Sith death must come, though I say nay,
Why grieve my life’s days with affaires?
Come, bib we then the wine down
Of Bacchus faire to see;
For alway while we bibbing be,
Asleepe drop all our cares.
With that, Corsus sank heavily forward again on the table. And the dwarf, whose japes all else in that company had taken well even when themselves were the mark thereof, leaped up and down, crying, “Hear a wonder! This pudding singeth. When with two platters, thralls! ye have served it o’ the board without a dish. One were too little to contain so vast a deal of bullock’s blood and lard. Swift, and carve it ere the vapours burst the skin.”

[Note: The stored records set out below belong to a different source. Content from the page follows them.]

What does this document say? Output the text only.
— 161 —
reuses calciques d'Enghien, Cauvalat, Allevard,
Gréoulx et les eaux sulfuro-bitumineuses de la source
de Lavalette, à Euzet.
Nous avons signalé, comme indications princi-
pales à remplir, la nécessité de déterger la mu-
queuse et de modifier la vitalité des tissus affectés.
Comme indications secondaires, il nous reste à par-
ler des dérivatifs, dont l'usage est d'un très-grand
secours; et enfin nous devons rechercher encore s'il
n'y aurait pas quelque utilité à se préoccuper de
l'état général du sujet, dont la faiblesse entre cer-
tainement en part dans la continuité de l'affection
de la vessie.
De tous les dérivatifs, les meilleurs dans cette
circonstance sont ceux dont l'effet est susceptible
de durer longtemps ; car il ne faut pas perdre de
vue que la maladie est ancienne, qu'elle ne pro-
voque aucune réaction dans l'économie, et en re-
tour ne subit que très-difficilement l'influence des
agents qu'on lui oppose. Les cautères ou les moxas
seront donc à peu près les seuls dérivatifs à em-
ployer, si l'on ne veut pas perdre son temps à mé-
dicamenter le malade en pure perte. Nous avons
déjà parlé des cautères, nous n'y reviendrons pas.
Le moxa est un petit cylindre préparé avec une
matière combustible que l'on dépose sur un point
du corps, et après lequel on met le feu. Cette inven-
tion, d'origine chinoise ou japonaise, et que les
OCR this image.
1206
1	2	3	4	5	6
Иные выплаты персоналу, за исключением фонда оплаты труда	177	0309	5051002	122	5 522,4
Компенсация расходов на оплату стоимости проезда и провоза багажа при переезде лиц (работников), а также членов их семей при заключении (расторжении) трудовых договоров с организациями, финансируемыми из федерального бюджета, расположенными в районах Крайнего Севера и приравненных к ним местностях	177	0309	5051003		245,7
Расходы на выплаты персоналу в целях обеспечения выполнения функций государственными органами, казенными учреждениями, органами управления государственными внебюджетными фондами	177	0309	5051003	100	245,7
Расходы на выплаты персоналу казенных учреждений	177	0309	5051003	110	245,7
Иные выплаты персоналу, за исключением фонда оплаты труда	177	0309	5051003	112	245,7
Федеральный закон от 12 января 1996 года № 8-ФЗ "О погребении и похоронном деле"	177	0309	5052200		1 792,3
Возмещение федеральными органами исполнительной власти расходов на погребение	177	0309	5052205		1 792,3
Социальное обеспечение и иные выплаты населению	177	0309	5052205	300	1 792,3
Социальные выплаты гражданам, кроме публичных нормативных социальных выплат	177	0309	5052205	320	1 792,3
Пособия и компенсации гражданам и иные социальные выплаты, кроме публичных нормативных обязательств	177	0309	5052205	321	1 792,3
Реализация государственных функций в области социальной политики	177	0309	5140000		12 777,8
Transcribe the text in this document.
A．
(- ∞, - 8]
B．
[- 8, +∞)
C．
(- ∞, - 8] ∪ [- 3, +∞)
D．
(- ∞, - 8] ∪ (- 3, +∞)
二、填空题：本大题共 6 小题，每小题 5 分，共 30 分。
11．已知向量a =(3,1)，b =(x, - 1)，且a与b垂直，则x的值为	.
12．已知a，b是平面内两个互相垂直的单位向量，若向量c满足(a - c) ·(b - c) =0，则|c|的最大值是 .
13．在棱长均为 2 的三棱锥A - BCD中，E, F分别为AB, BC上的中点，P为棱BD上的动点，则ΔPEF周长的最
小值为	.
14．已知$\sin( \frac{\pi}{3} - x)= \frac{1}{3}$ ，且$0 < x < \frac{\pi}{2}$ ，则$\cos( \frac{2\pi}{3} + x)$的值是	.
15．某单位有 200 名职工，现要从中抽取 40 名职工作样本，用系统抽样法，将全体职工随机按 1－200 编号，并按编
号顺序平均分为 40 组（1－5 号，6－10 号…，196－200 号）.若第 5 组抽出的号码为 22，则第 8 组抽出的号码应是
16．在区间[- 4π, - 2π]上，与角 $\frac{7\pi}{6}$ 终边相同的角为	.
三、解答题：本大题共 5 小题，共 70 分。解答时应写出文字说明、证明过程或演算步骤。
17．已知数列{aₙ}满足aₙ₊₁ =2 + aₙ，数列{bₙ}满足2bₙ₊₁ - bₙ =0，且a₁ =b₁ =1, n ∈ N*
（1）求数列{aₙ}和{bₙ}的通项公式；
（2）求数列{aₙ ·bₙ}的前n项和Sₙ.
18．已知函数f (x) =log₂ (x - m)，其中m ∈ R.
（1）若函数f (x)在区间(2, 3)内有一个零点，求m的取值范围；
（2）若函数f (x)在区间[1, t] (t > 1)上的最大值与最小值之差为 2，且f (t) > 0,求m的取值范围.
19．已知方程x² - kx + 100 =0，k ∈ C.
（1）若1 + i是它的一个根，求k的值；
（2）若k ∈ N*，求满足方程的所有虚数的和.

“I will carve thee, filth,” said Corsus, lurching to his feet; and catching the dwarf by the wrist with one hand he gave him a great box on the ear with the other. The dwarf squealed and bit Corsus’s thumb to the bone, so that he loosed his hold; and the dwarf fled from the hall, while the company laughed pleasantly.
“So flieth folly before wisdom which is in wine,” said the King. “The night is young: bring me botargoes, and caviare and toast. Drink, Prince. The red Thramnian wine that is thick like honey wooeth the soul to divine philosophy. How vain a thing is ambition. This was Gaslark’s bane, whose enterprises of such pitch and moment have ended thus, in a kind of nothing. Or what thinkest thou, Gro, thou which art a philosopher?”